BERLIN (Reuters) - Chancellor Angela Merkel said on Tuesday that a debt haircut for Greece was not possible so long it remains in the euro zone, adding that Germany wanted a quick conclusion of a bailout review.
Merkel spoke after meeting IMF chief Christine Lagarde. The IMF has fought shy of participating in the bailout without a firm promise of debt relief for Greece from the EU.
Germany, while keen for the IMF to take part, has said relief cannot be discussed until Athens has demonstrated compliance with the terms of the bailout.
“It is not a demand of the federal government to have no debt haircut but rather in our opinion this is legally not possible in the euro zone,” Merkel told reporters in Berlin after meeting International Monetary Fund head Christine Lagarde and other global economic leaders.
“The German position is that the IMF takes part in an agreement ... We want a quick conclusion of these talks,” Merkel added.
Prime Minister Alexis Tsipras hopes a successful review, which will unlock an estimated 5 billion euros in bailout funds, will pave the way for talks on debt relief and convince austerity-weary Greeks that their sacrifices are paying off.
The 5 billion euros are needed to repay loans from the International Monetary Fund and maturing bonds to the European Central Bank, as well as unpaid domestic bills.
Greece signed up to a bailout worth up to 86 billion euros in 2015, its third international financial lifeline since 2010, which hauled it back from the brink of leaving the euro zone.
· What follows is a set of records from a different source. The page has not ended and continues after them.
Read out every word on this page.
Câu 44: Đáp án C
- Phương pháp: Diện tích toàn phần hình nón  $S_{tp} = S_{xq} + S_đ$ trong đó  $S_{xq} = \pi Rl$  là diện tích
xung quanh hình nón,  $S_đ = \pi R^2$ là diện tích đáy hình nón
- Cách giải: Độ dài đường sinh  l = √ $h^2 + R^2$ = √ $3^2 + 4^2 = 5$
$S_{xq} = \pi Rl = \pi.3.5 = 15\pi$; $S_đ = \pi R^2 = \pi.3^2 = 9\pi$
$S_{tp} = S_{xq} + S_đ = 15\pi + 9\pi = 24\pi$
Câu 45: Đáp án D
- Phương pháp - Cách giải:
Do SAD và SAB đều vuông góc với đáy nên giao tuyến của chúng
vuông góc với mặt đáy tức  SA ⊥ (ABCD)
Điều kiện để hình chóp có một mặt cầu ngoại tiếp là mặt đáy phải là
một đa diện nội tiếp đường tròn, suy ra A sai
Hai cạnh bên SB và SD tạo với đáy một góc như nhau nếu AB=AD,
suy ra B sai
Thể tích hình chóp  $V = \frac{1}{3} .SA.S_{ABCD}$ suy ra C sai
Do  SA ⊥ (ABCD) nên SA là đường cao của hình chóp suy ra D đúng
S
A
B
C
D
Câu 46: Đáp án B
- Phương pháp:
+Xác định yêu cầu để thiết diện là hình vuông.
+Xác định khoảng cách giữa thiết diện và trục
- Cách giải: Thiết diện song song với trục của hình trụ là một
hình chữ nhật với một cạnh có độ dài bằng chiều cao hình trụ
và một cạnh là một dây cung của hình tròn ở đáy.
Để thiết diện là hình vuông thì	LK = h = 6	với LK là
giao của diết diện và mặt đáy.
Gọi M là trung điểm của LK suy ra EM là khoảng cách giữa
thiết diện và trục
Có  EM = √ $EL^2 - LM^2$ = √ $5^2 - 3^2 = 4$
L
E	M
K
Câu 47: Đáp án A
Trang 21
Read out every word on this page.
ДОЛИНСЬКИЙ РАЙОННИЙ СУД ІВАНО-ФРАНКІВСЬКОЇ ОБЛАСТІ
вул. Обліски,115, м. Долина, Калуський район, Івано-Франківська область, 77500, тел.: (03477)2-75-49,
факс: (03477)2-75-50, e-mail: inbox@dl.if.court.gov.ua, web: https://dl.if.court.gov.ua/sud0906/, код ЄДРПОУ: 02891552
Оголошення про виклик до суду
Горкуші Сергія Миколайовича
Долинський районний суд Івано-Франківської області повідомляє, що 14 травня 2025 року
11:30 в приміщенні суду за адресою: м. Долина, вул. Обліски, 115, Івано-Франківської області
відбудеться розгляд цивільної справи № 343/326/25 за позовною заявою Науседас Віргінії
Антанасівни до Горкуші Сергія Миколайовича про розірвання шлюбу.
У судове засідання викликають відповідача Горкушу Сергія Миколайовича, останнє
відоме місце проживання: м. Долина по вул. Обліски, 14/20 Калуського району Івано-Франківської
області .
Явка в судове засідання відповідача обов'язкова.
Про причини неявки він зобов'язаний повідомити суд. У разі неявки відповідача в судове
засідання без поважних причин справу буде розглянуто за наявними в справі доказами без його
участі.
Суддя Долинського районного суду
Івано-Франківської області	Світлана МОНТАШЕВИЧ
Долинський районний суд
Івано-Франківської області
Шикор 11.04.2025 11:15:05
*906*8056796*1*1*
So far, it has received 21.4 billion of an initial 26 billion euro tranche.
Lagarde said the IMF is “determined to continue to help” on Greece.
On Sunday, she denied that IMF staff would push Greece closer to default after the leak of a transcript in which IMF officials apparently mooted scare tactics to secure a deal.
“We are engaged, we are working together, we had a really good discussion earlier on today with the chancellor, and we are determined to continue to help,” the IMF chief said in Berlin.
Lagarde said that what was needed in Greece was “long-term sustainability, and debt sustainability for Greece is going to matter for private sector investors.
“We are clearly not where we want to be and particularly where Greece should be in order to be stable, in order to be prosperous, in order to respond to the Greek population needs,” she added.